LeetCode: 139. Word Break

Summary

Given a string s and a dictionary wordDict, determine whether s can be segmented into a space-separated sequence of one or more dictionary words.
Each word can be reused multiple times.

Approach

Use a trie and track multiple active matching states while scanning s.

We cannot follow only one path because words can share prefixes (for example, "app", "apple", and "application").
So at each character, we keep all possible trie nodes that represent valid partial matches.

At the end of the scan, if any active state is at a terminal trie node, the answer is true.

Algorithm

Initialization:

trie_root = Build a trie from wordDict.
states = [trie_root] (active trie nodes after consuming the current prefix of s).

Main Loop:

For each character ch in s:

Initialize:
- visited as a set of node IDs to avoid duplicate nodes in this step.
- new_states as an empty array.
For each node in states:
- If the node has child ch, move to that child and add it to new_states if not visited.
- If the current node is terminal (end of a word), we can start a new word:
  - If trie_root has child ch, add trie_root[ch] to new_states if not visited.
Replace states with new_states.
Also start from the beginning of s:
- If trie_root has child ch, include it in new_states for the first character (or whenever no active path exists yet).
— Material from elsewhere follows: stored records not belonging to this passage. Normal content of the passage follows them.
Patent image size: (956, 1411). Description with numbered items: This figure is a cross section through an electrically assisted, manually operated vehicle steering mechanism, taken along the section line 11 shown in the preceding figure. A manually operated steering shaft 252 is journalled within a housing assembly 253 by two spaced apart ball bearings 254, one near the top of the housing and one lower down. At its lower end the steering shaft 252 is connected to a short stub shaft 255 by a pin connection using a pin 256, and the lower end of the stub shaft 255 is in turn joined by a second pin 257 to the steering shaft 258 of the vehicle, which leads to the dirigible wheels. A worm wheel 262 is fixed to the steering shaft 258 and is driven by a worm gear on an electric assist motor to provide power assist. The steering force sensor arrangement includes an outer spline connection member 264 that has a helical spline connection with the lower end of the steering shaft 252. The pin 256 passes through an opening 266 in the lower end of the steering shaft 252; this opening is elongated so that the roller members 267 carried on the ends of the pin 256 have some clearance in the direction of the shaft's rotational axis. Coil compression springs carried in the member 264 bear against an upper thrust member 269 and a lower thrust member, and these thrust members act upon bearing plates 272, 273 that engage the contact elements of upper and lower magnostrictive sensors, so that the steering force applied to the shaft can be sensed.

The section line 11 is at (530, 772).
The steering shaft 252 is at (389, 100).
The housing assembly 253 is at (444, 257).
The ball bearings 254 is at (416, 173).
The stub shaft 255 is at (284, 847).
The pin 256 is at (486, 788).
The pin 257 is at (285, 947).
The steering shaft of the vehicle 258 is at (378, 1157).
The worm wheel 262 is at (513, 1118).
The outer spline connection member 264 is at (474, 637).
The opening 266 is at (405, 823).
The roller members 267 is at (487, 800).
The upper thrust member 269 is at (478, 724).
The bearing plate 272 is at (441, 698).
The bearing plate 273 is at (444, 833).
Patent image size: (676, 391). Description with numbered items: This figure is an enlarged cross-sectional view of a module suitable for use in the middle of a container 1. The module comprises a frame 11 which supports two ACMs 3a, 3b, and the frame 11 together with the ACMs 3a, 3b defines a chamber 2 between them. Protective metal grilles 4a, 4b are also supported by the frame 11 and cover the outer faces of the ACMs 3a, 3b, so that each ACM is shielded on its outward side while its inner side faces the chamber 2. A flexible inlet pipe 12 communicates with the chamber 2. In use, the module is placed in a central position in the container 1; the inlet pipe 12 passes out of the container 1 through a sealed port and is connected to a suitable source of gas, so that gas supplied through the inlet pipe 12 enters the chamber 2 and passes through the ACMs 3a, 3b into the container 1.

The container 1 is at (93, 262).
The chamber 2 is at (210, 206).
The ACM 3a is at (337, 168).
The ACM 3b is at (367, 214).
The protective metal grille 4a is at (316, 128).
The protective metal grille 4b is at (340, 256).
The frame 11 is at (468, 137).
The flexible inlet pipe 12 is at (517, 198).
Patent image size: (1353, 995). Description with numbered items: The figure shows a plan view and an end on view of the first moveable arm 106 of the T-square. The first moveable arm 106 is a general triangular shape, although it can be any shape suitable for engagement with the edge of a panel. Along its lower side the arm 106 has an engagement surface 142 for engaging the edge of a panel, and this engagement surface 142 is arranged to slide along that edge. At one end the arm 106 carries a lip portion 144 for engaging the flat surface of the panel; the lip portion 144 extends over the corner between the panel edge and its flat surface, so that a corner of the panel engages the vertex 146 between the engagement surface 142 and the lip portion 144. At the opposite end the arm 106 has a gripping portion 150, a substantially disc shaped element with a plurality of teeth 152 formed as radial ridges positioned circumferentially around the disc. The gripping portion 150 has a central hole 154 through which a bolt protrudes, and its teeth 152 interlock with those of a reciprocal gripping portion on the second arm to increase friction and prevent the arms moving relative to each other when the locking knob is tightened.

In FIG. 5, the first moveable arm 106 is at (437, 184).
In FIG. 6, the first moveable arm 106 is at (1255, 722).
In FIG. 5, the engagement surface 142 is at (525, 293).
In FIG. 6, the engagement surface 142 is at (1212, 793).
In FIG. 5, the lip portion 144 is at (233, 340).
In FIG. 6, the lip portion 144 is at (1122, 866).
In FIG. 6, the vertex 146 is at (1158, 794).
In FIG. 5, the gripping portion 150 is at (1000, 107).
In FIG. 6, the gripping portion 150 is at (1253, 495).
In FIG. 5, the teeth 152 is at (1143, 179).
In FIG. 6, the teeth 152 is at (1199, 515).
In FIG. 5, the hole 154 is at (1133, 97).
Return true if any node in states is terminal after the final character; otherwise return false.

Example:

s = "leetcode", wordDict = ["leet", "code"]

trie = { l: { e: ... }, c: { o: ... } }
states = []

states = [root['l']]
states = [root['l']['e']]
...
states = [root['l']['e']['e']['t']] (terminal: "leet")
Start new word from root with 'c': states = [root['c']]
...
states = [root['c']['o']['d']['e']] (terminal: "code")

Complexity

Time complexity: O(NK + SW)

N: number of words in wordDict
K: average word length
S: length of s
W: maximum word length in wordDict

The NK term is for building the trie.
The SW term is for scanning s while tracking up to W active states in the worst case.

Worst case for len(states):

example: wordDict = ['a', 'aa', 'aaa', 'aaaa'], s = 'aaaaa'
then states evolve like:
- 1st loop: states = [root['a']]
- 2nd loop: states = [root['a'], root['a']['a']]
- 3rd loop: states = [root['a'], root['a']['a'], root['a']['a']['a']]
- 4th loop: states = [root['a'], root['a']['a'], root['a']['a']['a'], root['a']['a']['a']['a']]
- 5th loop: same as 4th (no further growth)

Space complexity: O(NK) for storing the trie (plus O(W) for active states).